Amendments to the taxation and superannuation regulations, relating to unclaimed moneys and the calculation of the amount of defined benefit contributions, have been made by the Tax and Superannuation Laws Amendment (2014 Measures No 2) Regulation 2014 (SLI 2014 No 52; registered 16 May 2014).
Method for calculating the amount of defined benefit contributions
The amending regulation amends the Income Tax Assessment Regulations 1997 to provide the meaning of defined benefit contributions and to specify a method of determining an individual’s defined benefit contributions for the 2013-14 financial year and subsequent years, for the purposes of Div 293 of the Income Tax Assessment Act 1997. That Division applies to high income earners, broadly those whose income and concessionally taxed superannuation contributions exceed $300,000 in an income year. Individuals are liable to pay the tax imposed at 15% on certain superannuation contributions that exceed the $300,000 threshold. Subdivision 293-D of the ITAA 1997 provides that an individual’s concessionally taxed superannuation contributions, or the person’s low tax contributions, include notional contributions in respect of defined benefit interests (defined benefit contributions). However, as the actual value of benefits received by an individual from a defined benefit interest can only be known when the benefit is paid, it is necessary to estimate the value of the employer financed benefits that accrue in a financial year for the interest (notional employer contributions) in order to assess liability to Div 293 tax each year.
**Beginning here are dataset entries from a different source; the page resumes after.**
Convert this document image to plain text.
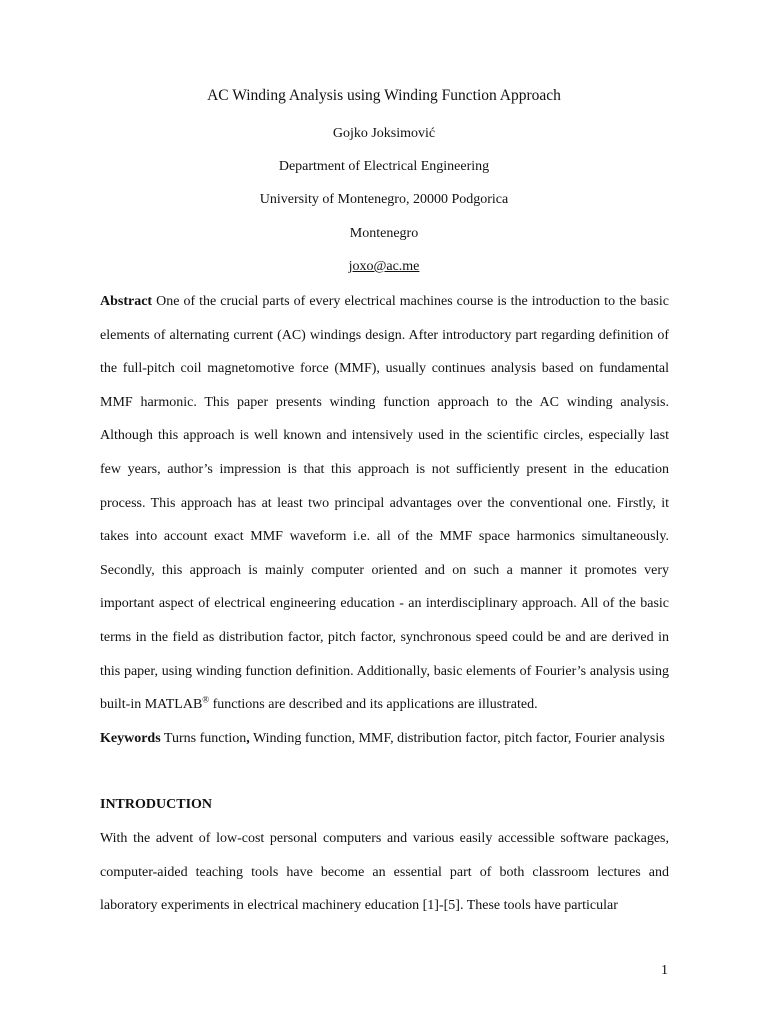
AC Winding Analysis using Winding Function Approach
Gojko Joksimović
Department of Electrical Engineering
University of Montenegro, 20000 Podgorica
Montenegro
joxo@ac.me
Abstract One of the crucial parts of every electrical machines course is the introduction to the basic elements of alternating current (AC) windings design. After introductory part regarding definition of the full-pitch coil magnetomotive force (MMF), usually continues analysis based on fundamental MMF harmonic. This paper presents winding function approach to the AC winding analysis. Although this approach is well known and intensively used in the scientific circles, especially last few years, author’s impression is that this approach is not sufficiently present in the education process. This approach has at least two principal advantages over the conventional one. Firstly, it takes into account exact MMF waveform i.e. all of the MMF space harmonics simultaneously. Secondly, this approach is mainly computer oriented and on such a manner it promotes very important aspect of electrical engineering education - an interdisciplinary approach. All of the basic terms in the field as distribution factor, pitch factor, synchronous speed could be and are derived in this paper, using winding function definition. Additionally, basic elements of Fourier’s analysis using built-in MATLAB® functions are described and its applications are illustrated.
Keywords Turns function, Winding function, MMF, distribution factor, pitch factor, Fourier analysis
INTRODUCTION
With the advent of low-cost personal computers and various easily accessible software packages, computer-aided teaching tools have become an essential part of both classroom lectures and laboratory experiments in electrical machinery education [1]-[5]. These tools have particular
1
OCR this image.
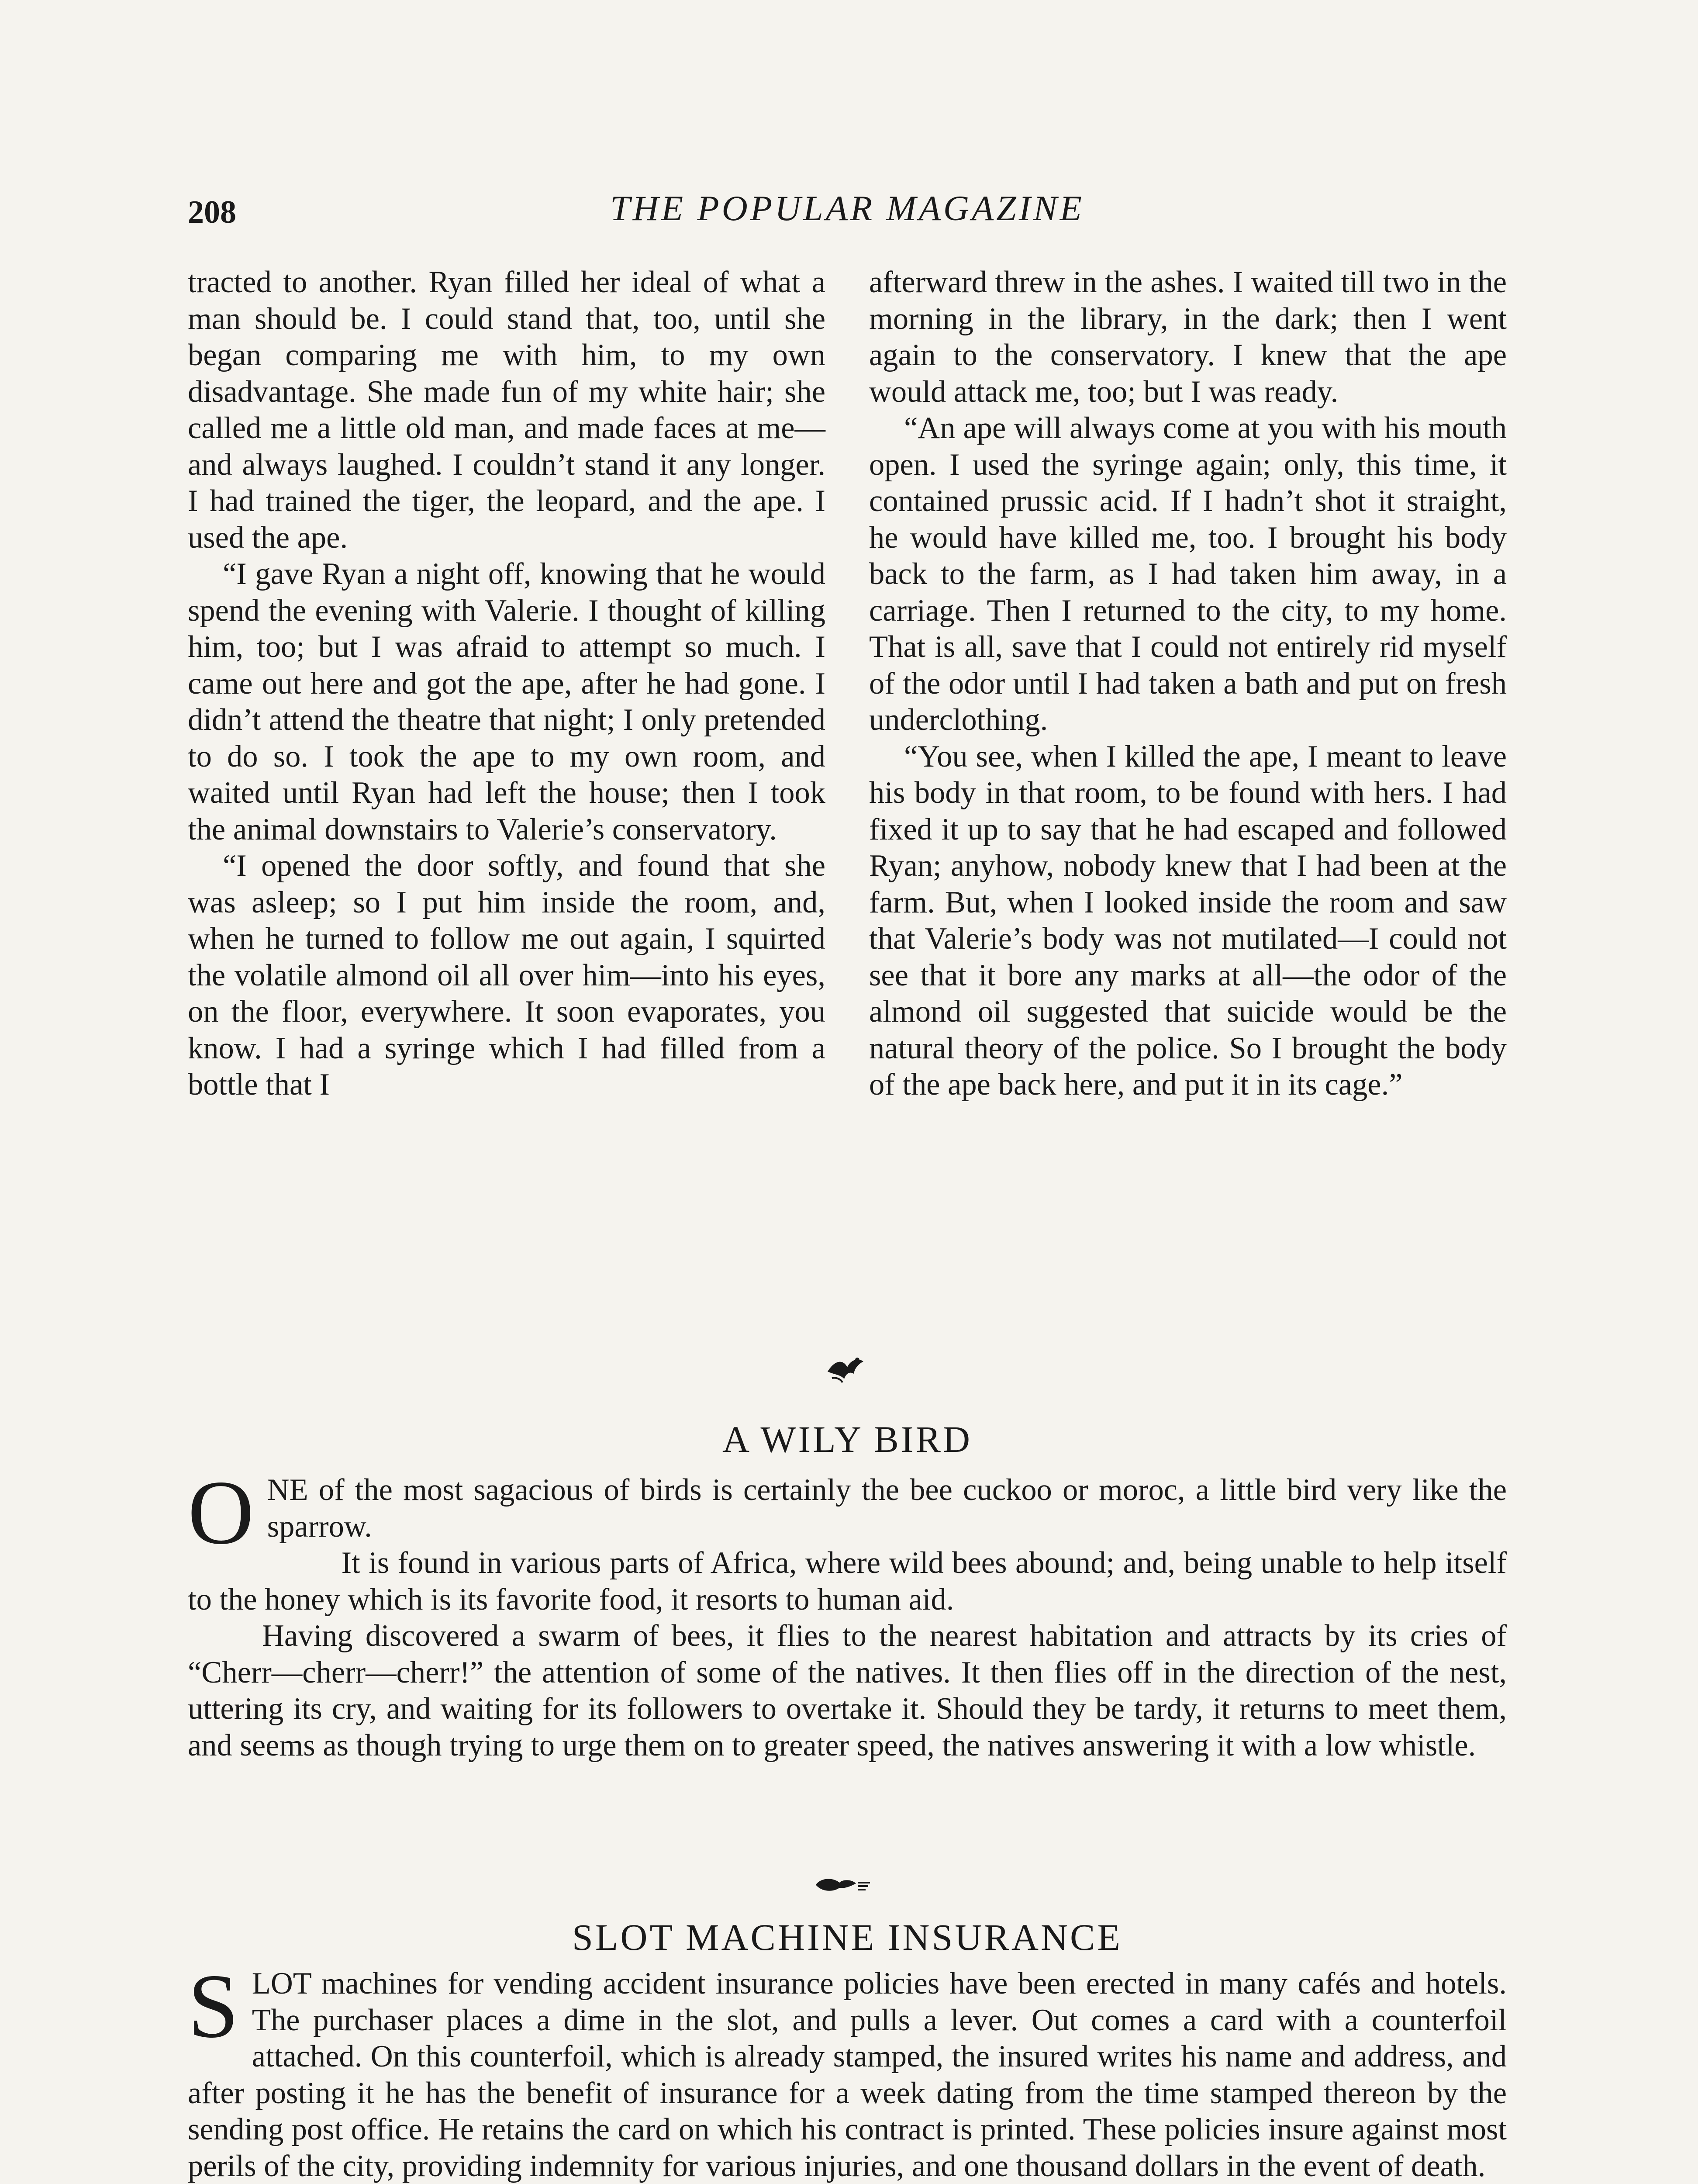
208	THE POPULAR MAGAZINE

tracted to another. Ryan filled her ideal of what a man should be. I could stand that, too, until she began comparing me with him, to my own disadvantage. She made fun of my white hair; she called me a little old man, and made faces at me—and always laughed. I couldn’t stand it any longer. I had trained the tiger, the leopard, and the ape. I used the ape.

“I gave Ryan a night off, knowing that he would spend the evening with Valerie. I thought of killing him, too; but I was afraid to attempt so much. I came out here and got the ape, after he had gone. I didn’t attend the theatre that night; I only pretended to do so. I took the ape to my own room, and waited until Ryan had left the house; then I took the animal downstairs to Valerie’s conservatory.

“I opened the door softly, and found that she was asleep; so I put him inside the room, and, when he turned to follow me out again, I squirted the volatile almond oil all over him—into his eyes, on the floor, everywhere. It soon evaporates, you know. I had a syringe which I had filled from a bottle that I

afterward threw in the ashes. I waited till two in the morning in the library, in the dark; then I went again to the conservatory. I knew that the ape would attack me, too; but I was ready.

“An ape will always come at you with his mouth open. I used the syringe again; only, this time, it contained prussic acid. If I hadn’t shot it straight, he would have killed me, too. I brought his body back to the farm, as I had taken him away, in a carriage. Then I returned to the city, to my home. That is all, save that I could not entirely rid myself of the odor until I had taken a bath and put on fresh underclothing.

“You see, when I killed the ape, I meant to leave his body in that room, to be found with hers. I had fixed it up to say that he had escaped and followed Ryan; anyhow, nobody knew that I had been at the farm. But, when I looked inside the room and saw that Valerie’s body was not mutilated—I could not see that it bore any marks at all—the odor of the almond oil suggested that suicide would be the natural theory of the police. So I brought the body of the ape back here, and put it in its cage.”

A WILY BIRD

ONE of the most sagacious of birds is certainly the bee cuckoo or moroc, a little bird very like the sparrow.

It is found in various parts of Africa, where wild bees abound; and, being unable to help itself to the honey which is its favorite food, it resorts to human aid.

Having discovered a swarm of bees, it flies to the nearest habitation and attracts by its cries of “Cherr—cherr—cherr!” the attention of some of the natives. It then flies off in the direction of the nest, uttering its cry, and waiting for its followers to overtake it. Should they be tardy, it returns to meet them, and seems as though trying to urge them on to greater speed, the natives answering it with a low whistle.

SLOT MACHINE INSURANCE

SLOT machines for vending accident insurance policies have been erected in many cafés and hotels. The purchaser places a dime in the slot, and pulls a lever. Out comes a card with a counterfoil attached. On this counterfoil, which is already stamped, the insured writes his name and address, and after posting it he has the benefit of insurance for a week dating from the time stamped thereon by the sending post office. He retains the card on which his contract is printed. These policies insure against most perils of the city, providing indemnity for various injuries, and one thousand dollars in the event of death.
The Superannuation (Unclaimed Money and Lost Members) Act 1999 establishes a scheme for the administration of superannuation accounts that are considered to be “unclaimed money” or “lost member” accounts. Unclaimed money or lost member accounts are required to be reported, and in some circumstances, paid to the Commissioner.
Public sector superannuation schemes can elect to be prescribed for any or all of the elements of the unclaimed money scheme. The amending regulation prescribes certain South Australian public sector superannuation schemes for this purpose.
CPI and Treasury bond rate definitions
A superannuation provider must pay amounts of unclaimed money to the Commissioner, which may be claimed back by the member. In certain circumstances, interest is payable by the Commissioner on unclaimed money re-claimed by the member. The Superannuation (Unclaimed Money and Lost Members) Regulations 1999 prescribe the meaning of "interest rate", which is based on the “Treasury bond rate” and “CPI”.
It seems that the definitions of “Treasury bond rate” and “CPI” were inadvertently omitted from the regulations by a previous amending regulation. This amending regulation re-inserts these definitions.